The People Who Can’t Pay Their Student Loans 10 Years After Graduating

A student protesting tuition hikes at DePaul.

If you were to guess what the most popular piece on The Billfold is, what would you say? The story that readers from all over are looking up and reading on a daily basis isn’t about how compound interest works or the difference between traditional and Roth IRAs—it’s this piece by Anna Moreno about when she defaulted on her student loans and what she did to get back on track.

I mention this because of Sarah Green’s piece in the Harvard Business Review looking at new research examining college graduates who were no longer making student loan payments 10 years after leaving school “either because those borrowers were in default or because they had received a forbearance or deferment on their loans.”

Some of the reasons for default or forbearance are obvious: It matters how much money you earn after you graduate and also where you went to school (students who attended four-year schools were more likely to stay on top of their loan payments than those who attended two-year and for-profit institutions). How much you borrowed obviously makes a difference: “For every additional $1,000 borrowed, the likelihood of nonpayment rises by 0.4 percentage points. Put differently, to offset every additional $1,000 you borrow, you need to earn an additional $10,000 in income or your risk of nonpayment will rise.”
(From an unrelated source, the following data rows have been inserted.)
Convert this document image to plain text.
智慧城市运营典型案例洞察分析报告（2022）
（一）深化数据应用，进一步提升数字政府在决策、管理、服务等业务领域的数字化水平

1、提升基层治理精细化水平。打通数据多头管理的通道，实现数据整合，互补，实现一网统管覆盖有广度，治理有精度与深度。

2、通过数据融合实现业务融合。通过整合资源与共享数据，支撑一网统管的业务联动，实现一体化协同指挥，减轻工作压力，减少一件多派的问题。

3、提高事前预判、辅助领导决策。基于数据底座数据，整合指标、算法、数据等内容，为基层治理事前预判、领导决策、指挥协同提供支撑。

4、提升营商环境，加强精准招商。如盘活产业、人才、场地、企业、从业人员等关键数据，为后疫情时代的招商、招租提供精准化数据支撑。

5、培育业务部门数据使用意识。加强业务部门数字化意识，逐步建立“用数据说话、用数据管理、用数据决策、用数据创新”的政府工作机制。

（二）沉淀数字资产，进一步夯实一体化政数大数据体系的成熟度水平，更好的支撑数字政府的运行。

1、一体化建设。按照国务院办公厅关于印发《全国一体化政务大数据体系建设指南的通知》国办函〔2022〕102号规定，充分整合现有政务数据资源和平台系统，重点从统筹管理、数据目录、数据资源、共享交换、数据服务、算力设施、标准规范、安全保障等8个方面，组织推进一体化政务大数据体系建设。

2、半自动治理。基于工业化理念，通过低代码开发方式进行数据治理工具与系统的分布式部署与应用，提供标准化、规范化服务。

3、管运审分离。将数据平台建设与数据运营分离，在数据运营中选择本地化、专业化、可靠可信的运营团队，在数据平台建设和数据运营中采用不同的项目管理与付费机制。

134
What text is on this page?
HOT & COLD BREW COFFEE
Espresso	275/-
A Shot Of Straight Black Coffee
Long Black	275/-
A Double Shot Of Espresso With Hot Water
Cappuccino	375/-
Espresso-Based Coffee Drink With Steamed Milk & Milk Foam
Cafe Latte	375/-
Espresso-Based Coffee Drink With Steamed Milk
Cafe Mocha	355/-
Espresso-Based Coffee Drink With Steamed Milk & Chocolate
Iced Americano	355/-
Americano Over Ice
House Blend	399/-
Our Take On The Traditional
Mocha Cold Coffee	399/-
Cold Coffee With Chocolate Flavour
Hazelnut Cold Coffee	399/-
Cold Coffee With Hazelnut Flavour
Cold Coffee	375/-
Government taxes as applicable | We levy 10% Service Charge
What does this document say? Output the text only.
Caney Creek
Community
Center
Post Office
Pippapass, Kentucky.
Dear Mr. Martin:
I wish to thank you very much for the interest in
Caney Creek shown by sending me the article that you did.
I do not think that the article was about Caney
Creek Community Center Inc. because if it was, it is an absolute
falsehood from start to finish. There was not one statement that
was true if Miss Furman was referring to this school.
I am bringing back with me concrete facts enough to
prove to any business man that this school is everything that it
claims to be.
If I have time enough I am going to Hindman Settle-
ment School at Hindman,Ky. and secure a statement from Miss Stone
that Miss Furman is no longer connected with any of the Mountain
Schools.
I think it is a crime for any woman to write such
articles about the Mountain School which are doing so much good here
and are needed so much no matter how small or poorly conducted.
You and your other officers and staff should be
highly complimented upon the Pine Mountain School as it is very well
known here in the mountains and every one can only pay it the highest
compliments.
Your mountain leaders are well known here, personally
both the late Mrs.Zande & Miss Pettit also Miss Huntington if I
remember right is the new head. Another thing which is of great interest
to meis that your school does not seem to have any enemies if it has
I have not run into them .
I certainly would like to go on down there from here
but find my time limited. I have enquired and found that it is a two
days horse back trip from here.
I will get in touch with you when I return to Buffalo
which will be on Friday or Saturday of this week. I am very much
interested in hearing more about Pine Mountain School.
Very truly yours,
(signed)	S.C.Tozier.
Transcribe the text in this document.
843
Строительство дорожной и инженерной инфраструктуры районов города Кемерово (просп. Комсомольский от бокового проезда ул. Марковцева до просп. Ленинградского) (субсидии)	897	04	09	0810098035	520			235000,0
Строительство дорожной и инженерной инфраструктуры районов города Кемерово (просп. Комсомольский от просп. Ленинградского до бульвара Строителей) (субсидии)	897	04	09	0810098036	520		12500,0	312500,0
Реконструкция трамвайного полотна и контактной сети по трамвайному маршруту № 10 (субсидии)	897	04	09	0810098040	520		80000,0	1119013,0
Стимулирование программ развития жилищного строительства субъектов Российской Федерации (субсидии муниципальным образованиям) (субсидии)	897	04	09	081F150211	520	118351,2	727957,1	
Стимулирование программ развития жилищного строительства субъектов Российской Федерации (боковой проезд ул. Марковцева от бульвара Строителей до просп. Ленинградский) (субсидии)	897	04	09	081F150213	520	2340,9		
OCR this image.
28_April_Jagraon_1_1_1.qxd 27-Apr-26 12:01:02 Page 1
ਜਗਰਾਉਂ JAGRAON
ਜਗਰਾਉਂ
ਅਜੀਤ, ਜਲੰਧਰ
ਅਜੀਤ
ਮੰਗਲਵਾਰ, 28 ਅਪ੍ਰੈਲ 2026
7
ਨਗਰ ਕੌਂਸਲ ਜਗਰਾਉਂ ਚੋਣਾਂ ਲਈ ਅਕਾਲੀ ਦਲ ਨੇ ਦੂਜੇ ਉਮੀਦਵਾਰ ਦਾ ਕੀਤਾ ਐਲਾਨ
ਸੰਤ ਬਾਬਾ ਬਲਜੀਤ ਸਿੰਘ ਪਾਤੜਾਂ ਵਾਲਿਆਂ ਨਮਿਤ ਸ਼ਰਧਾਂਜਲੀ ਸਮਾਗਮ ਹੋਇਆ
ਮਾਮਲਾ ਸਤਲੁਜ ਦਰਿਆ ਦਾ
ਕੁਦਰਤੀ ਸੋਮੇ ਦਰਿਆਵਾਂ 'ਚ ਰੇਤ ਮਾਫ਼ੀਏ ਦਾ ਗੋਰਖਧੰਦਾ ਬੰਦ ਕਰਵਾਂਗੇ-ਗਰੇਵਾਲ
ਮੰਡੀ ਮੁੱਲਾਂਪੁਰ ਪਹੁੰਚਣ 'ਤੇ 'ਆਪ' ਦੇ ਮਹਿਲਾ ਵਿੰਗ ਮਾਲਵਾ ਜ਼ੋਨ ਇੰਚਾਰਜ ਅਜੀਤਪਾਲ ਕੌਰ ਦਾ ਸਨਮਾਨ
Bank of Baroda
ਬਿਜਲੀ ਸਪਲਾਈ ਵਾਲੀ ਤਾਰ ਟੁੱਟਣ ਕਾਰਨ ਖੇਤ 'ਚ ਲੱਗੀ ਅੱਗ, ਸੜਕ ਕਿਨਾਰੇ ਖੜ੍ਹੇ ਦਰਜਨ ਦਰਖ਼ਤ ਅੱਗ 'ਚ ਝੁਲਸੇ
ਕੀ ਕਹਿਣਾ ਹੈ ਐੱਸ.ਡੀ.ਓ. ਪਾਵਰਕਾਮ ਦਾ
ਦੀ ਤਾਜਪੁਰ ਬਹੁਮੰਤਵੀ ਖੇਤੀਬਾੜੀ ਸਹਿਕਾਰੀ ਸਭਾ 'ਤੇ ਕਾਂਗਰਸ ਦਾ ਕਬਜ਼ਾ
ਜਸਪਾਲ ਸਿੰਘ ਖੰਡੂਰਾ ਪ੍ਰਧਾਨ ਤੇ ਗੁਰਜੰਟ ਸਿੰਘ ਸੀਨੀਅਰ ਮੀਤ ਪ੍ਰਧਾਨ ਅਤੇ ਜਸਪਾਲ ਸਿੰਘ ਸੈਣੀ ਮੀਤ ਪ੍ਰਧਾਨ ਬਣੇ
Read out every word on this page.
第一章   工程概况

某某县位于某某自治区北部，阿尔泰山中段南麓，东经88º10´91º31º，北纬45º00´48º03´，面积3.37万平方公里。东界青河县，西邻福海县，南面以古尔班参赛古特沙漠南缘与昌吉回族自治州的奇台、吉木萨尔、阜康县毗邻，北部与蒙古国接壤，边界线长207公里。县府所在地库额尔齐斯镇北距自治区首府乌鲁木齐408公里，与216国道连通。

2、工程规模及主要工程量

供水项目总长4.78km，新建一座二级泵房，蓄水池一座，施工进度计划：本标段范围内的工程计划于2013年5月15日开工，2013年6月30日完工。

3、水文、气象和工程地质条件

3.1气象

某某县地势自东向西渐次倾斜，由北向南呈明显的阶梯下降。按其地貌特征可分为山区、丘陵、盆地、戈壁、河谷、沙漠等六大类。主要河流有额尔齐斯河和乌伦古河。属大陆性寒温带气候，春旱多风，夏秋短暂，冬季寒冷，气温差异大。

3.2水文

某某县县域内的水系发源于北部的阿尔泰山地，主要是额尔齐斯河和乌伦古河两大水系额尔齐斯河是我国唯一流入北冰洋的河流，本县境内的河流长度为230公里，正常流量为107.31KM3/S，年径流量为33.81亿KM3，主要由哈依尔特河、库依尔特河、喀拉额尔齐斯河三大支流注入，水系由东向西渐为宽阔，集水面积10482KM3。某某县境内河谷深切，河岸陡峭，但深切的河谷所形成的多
Those are the things we have control over. Things that we don’t have control over—whether or mother went to college, whether we are a man or woman (women tend to get paid less than men and therefore generally have a harder time paying back loans), and what race we are—can also play roles, according to the research.

There’s also this: “If your parents can help you out – with both cold, hard cash, and sound financial advice — you’re a lot less likely to end up in nonpayment.” Well, yes.

I’m also 10 years out of college and in that time I have gone to grad school, suffered through bouts of unemployment during the recession (during which I hustled to find gigs to make my minimum payments), and landed in many different jobs. Somehow, through that, I have managed to pay back half my loans. (That somehow can be attributed in part because I’m fortunate to have low interest rates, have automated payments, and have thrown extra payments at my loans when I have had the chance.) I foresee it all being paid off by the time I’m 40. Maybe you’ll see me, in 2024, announcing in a monthly check-in, that it’s all paid off.